If what Coulby said was true, and the WHOLE truth and not just selective extracts of the truth, then - as well as being quite extraordinary, it goes some way to explaining why the black hole had to be significantly larger than we were told. It HAD to be, because when you do the maths (as I did) we should have been left with ample from the sale of the lease to clear down any non-day to day liabilities. The fact that we clearly were NOT HAS to mean there were more historic liabilities than we had been told about, IMO. I've said that in private almost from the start, as others will attest.
And I have seen references to a couple of clear candidates in previous posts on this forum.
BUT, all that said, to me everything - including specific responses from the BoD - pointed towards the pledge £1/2m being enough to clear down those liabilities, which was the previous BoD's line and which was why I supported the pledge as being the only game in town. And, for me most importantly of all, in discussions I raised the matter of trading whilst insolvent, and I felt it was clear Hood was fully aware of the consequences of that, and had been advised accordingly.
IF they called in the pledges recklessly, without reasonable expectation that by doing so then insolvency should be avoided, then I believe the BoD Could be personally liable for losses people incurred as a result. Which is why I suspect that, on balance of probabilities, there are no big crystalised liabilities still waiting to be discovered. But I can only form a view based on information and explanations made available, and on the assumption that the BoD was at least moderately competent.
I don't think I'm betraying any great secrets by saying that I was told, by highest-placed sources on more than one occasion, that CC's intervention - together with those of Sutcliffe and Preston and some other public statements - made things very much more difficult for the BoD in trying to raise funds. Indeed, Hood as good as said that in public by confirming that new investors were unlikely to want to complete deals with guys whom the owners of the business were in the course of seeking to remove.

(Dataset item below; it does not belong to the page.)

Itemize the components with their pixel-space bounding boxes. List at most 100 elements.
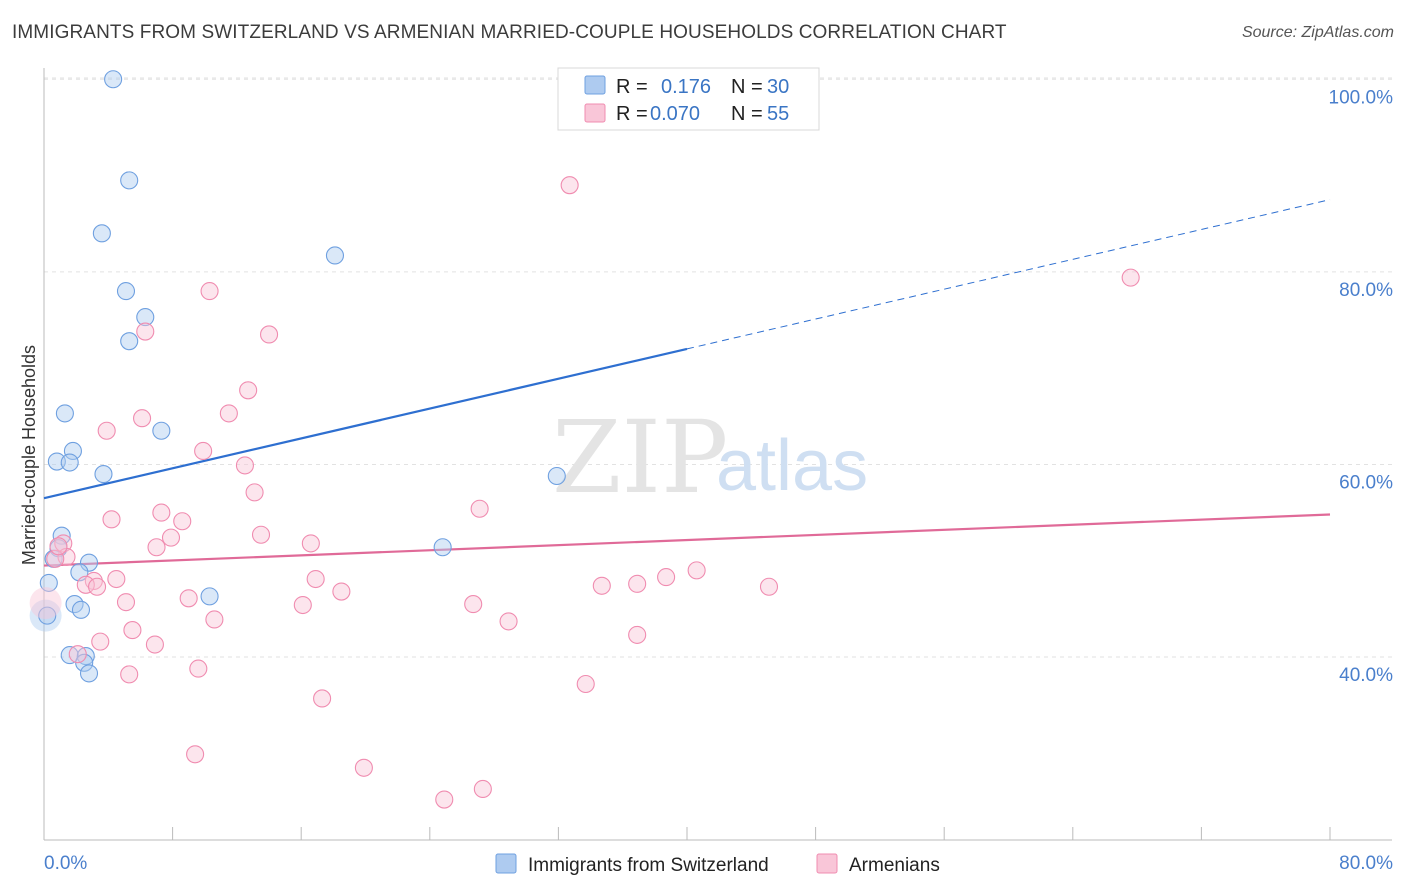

My own opinion, FWIW, was and remains that that could have been the intent, and it is also my opinion that the intervention probably contributed to the delay in confirming that the pledge would be called in. But we'll likely never know for sure one way or the other, and I stress I do and can only speculate. I hope that, on the former at least, I am wrong. And we'll almost certainly never know now whether, left to their own devices, the BoD would have pulled it off, so the whole issue has now become hypothetical anyway.
But if Hood & Co were to have called the pledges in if there were still substantial financial skeletons in the closet that called into question the survival of the company, then IMO they would have been reckless crazy fools. And, whatever folk may think of Hood, I really can't see Ryan being party to anything like that, risking major personal liability?
For those reasons, whilst I am quite sure we were never told the whole truth, equally I find it very hard to believe we were told a pack of lies.
But I've got to the stage that little in this whole sad, sorry saga would surprise me any more.